Free-flow pricing is a market mechanism that responds directly to the demand for free flow in a congested corridor. As proposed in Minnesota, free-flow pricing is giving solo drivers a choice to buy access to a free-flow lane (shared with transit and carpoolers) on our congested highways. There is no price when there is no congestion, and when there is congestion, solo drivers always have the choice to continue driving in the "free" lanes. Free-flow pricing will provide needed funds to support more transportation choices, particularly if it is implemented system-wide. The revenue from free-flow pricing must support choices in the corridor (or system) where it is applied.

Transparent funding mechanisms recommended in Driving Blind are all represented at the bottom of page 2 of the 2008 Transportation Policy Priorities
document that we are using with everyone who wants to discuss the Citizens League approach.

How we got here
Two years after the issuance of Driving Blind, the Citizens League proposed the idea of holding a "road pricing" summit in early 2007. From that event, Minnesota became involved in pursuing the Urban Partnership Agreement (UPA), which is based on providing multiple choices to reduce congestion. The UPA is also based somewhat on the European experience in London and Stockholm, where significant transit investments were made at the same time that pricing was implemented.

The UPA approach makes sense for building a system with more choices, but the Driving Blind report did not specify that major new transit facilities should be required to implement pricing because, unlike some other approaches, the Minnesota approach always provides a choice. London and Stockholm were implementing pricing systems where everyone has to pay to enter the center of the city, which is more like a toll. Putting a lot more into transit into central cities makes all the sense in the world when you are requiring all vehicles to pay to enter the center of the city. This will also be the model if New York City implements pricing.

Decision 1: In the Minnesota approach to free-flow pricing:
--Should new transit facilities be required to implement pricing?
--Should pricing be required whenever major new transit facilities are planned and constructed?

This arrangement would have the potential to leverage all investments to create the greatest market effect when increasing choices. Driving Blind called for the implementation of pricing whenever there were major highway investments (like the Crosstown reconstruction), but we did not arrive at this more broad and comprehensive application. If we answer the first question with a yes, then we must have sufficient revenues to build more transit facilities.

Decision 2: If we need to build more transit facilities, what position should the Citizens League take on a sales tax to fund transit? None of the more transparent funding sources that we propose in Driving Blind have been tested yet in Minnesota, so they need to be developed and implemented before we know how much funding they will provide.

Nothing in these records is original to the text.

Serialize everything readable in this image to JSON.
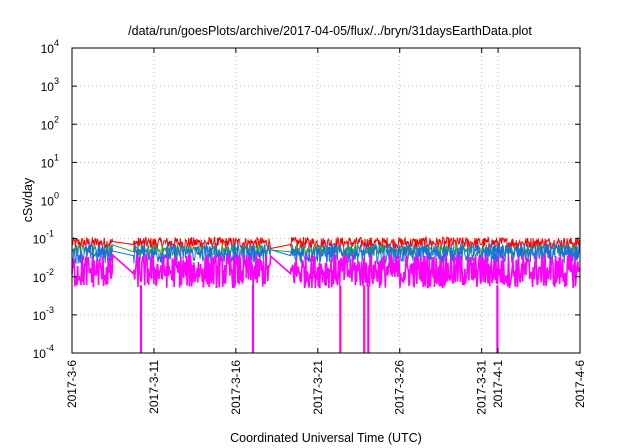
{
  "chart_data": {
    "type": "line",
    "title": "/data/run/goesPlots/archive/2017-04-05/flux/../bryn/31daysEarthData.plot",
    "xlabel": "Coordinated Universal Time (UTC)",
    "ylabel": "cSv/day",
    "yscale": "log",
    "ylim": [
      0.0001,
      10000
    ],
    "y_ticks": [
      {
        "value": 0.0001,
        "base": "10",
        "exp": "-4"
      },
      {
        "value": 0.001,
        "base": "10",
        "exp": "-3"
      },
      {
        "value": 0.01,
        "base": "10",
        "exp": "-2"
      },
      {
        "value": 0.1,
        "base": "10",
        "exp": "-1"
      },
      {
        "value": 1,
        "base": "10",
        "exp": "0"
      },
      {
        "value": 10,
        "base": "10",
        "exp": "1"
      },
      {
        "value": 100,
        "base": "10",
        "exp": "2"
      },
      {
        "value": 1000,
        "base": "10",
        "exp": "3"
      },
      {
        "value": 10000,
        "base": "10",
        "exp": "4"
      }
    ],
    "xlim": [
      "2017-03-06",
      "2017-04-06"
    ],
    "x_ticks": [
      {
        "date": "2017-03-06",
        "label": "2017-3-6"
      },
      {
        "date": "2017-03-11",
        "label": "2017-3-11"
      },
      {
        "date": "2017-03-16",
        "label": "2017-3-16"
      },
      {
        "date": "2017-03-21",
        "label": "2017-3-21"
      },
      {
        "date": "2017-03-26",
        "label": "2017-3-26"
      },
      {
        "date": "2017-03-31",
        "label": "2017-3-31"
      },
      {
        "date": "2017-04-01",
        "label": "2017-4-1"
      },
      {
        "date": "2017-04-06",
        "label": "2017-4-6"
      }
    ],
    "grid": true,
    "data_gaps": [
      {
        "from": "2017-03-08 12:00",
        "to": "2017-03-09 18:00"
      },
      {
        "from": "2017-03-18 03:00",
        "to": "2017-03-19 08:00"
      }
    ],
    "series": [
      {
        "color": "#ff0000",
        "low": 0.055,
        "high": 0.11
      },
      {
        "color": "#2ca02c",
        "low": 0.035,
        "high": 0.07
      },
      {
        "color": "#1a6fe0",
        "low": 0.022,
        "high": 0.075
      },
      {
        "color": "#ff00ff",
        "low": 0.005,
        "high": 0.04
      }
    ],
    "dips": [
      {
        "series_color": "#ff00ff",
        "date": "2017-03-10 05:00",
        "value": 0.0001
      },
      {
        "series_color": "#ff00ff",
        "date": "2017-03-17 01:00",
        "value": 0.0001
      },
      {
        "series_color": "#ff00ff",
        "date": "2017-03-22 09:00",
        "value": 0.0001
      },
      {
        "series_color": "#ff00ff",
        "date": "2017-03-23 20:00",
        "value": 0.0001
      },
      {
        "series_color": "#ff00ff",
        "date": "2017-03-24 02:00",
        "value": 0.0001
      },
      {
        "series_color": "#ff00ff",
        "date": "2017-03-31 23:00",
        "value": 0.0001
      }
    ]
  }
}
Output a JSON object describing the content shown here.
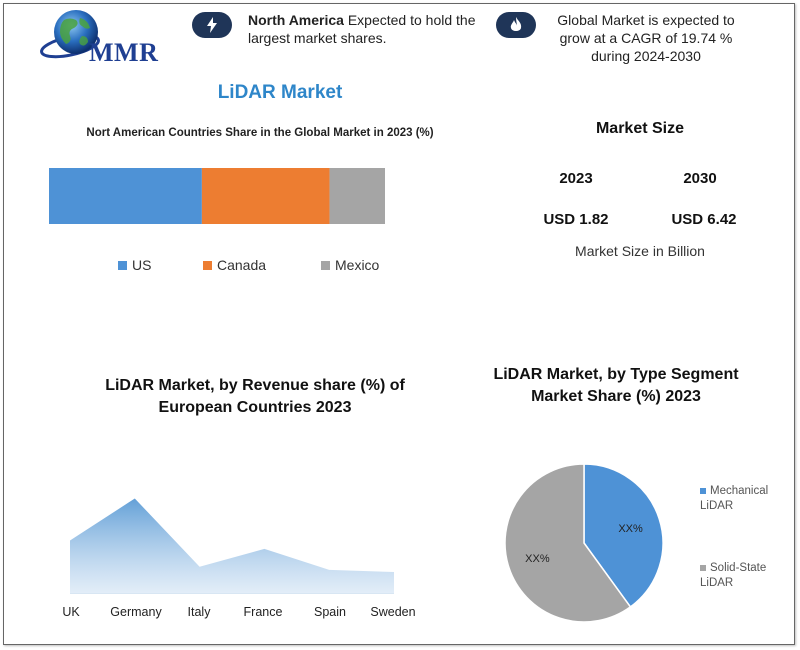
{
  "logo": {
    "text": "MMR"
  },
  "header": {
    "note1": {
      "bold": "North America",
      "text": " Expected to hold the largest market shares."
    },
    "note2": {
      "text": "Global Market is expected to grow at a CAGR of 19.74 % during 2024-2030"
    }
  },
  "main_title": "LiDAR Market",
  "colors": {
    "us": "#4e92d6",
    "canada": "#ed7d31",
    "mexico": "#a5a5a5",
    "accent": "#2e86c9",
    "icon_bg": "#1f3558"
  },
  "market_size": {
    "title": "Market Size",
    "year1": "2023",
    "year2": "2030",
    "value1": "USD 1.82",
    "value2": "USD 6.42",
    "note": "Market Size in Billion"
  },
  "chart_data": [
    {
      "type": "bar",
      "orientation": "horizontal-stacked",
      "title": "Nort American Countries Share in the Global Market in 2023  (%)",
      "series": [
        {
          "name": "US",
          "value": 45.5
        },
        {
          "name": "Canada",
          "value": 38.0
        },
        {
          "name": "Mexico",
          "value": 16.5
        }
      ],
      "legend_position": "bottom"
    },
    {
      "type": "area",
      "title": "LiDAR Market, by Revenue share (%) of European Countries 2023",
      "categories": [
        "UK",
        "Germany",
        "Italy",
        "France",
        "Spain",
        "Sweden"
      ],
      "values": [
        50,
        90,
        25,
        42,
        22,
        20
      ],
      "ylim": [
        0,
        100
      ],
      "grid": false
    },
    {
      "type": "pie",
      "title": "LiDAR Market, by Type Segment Market Share (%) 2023",
      "slices": [
        {
          "name": "Mechanical LiDAR",
          "value": 40,
          "label": "XX%",
          "color": "#4e92d6"
        },
        {
          "name": "Solid-State LiDAR",
          "value": 60,
          "label": "XX%",
          "color": "#a5a5a5"
        }
      ],
      "legend_position": "right"
    }
  ]
}
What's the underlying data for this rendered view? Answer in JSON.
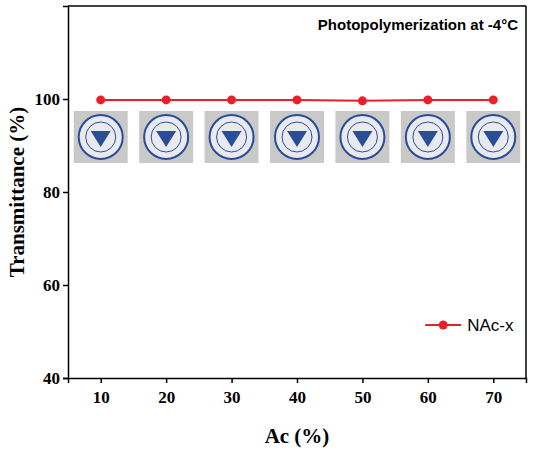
{
  "chart_data": {
    "type": "line",
    "annotations": [
      "Photopolymerization at -4°C"
    ],
    "x_label": "Ac (%)",
    "y_label": "Transmittance (%)",
    "x": [
      10,
      20,
      30,
      40,
      50,
      60,
      70
    ],
    "series": [
      {
        "name": "NAc-x",
        "color": "#e8202a",
        "marker": "circle",
        "line_style": "solid",
        "values": [
          99.8,
          99.8,
          99.8,
          99.8,
          99.6,
          99.8,
          99.8
        ]
      }
    ],
    "xlim": [
      5,
      75
    ],
    "xticks": [
      10,
      20,
      30,
      40,
      50,
      60,
      70
    ],
    "ylim": [
      40,
      120
    ],
    "yticks": [
      40,
      60,
      80,
      100
    ],
    "grid": false,
    "legend": "lower right"
  }
}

The Citizens League does not have a recent position on dedicating sales taxes, but we have been historically wary of dedicating the states general sources of revenue since we elect our Legislature to make those decisions. The sales tax was implemented at three cents in 1967 as a way to fund K-12 education across the state, and the Citizens League was very involved in this approach through the school funding formulas behind the "Minnesota Miracle," yet Minnesota does not dedicate the sales tax to education. So whether to support the use of a dedicated sales tax for transit remains an open policy question for the Citizens League.

Decision 3: In considering a position on the dedication of sales taxes, there are a number of conditions and decisions to make about how that could occur.
--Should the Citizens League support a dedicated sales tax if the transparent funding mechanisms that we propose are also implemented as part of a plan for regional free-flow pricing?
--Should the sales tax dedication be reconsidered after the other sources are developed (2020 sunset for example)?
--Should the sales tax be regional or statewide?

Decision 4: In the attempt to advance our principles for transportation funding, what are the best ways for the Citizens League to proceed? What are the strategies? Advancing our principles on transportation does not necessarily mean taking positions on other proposals.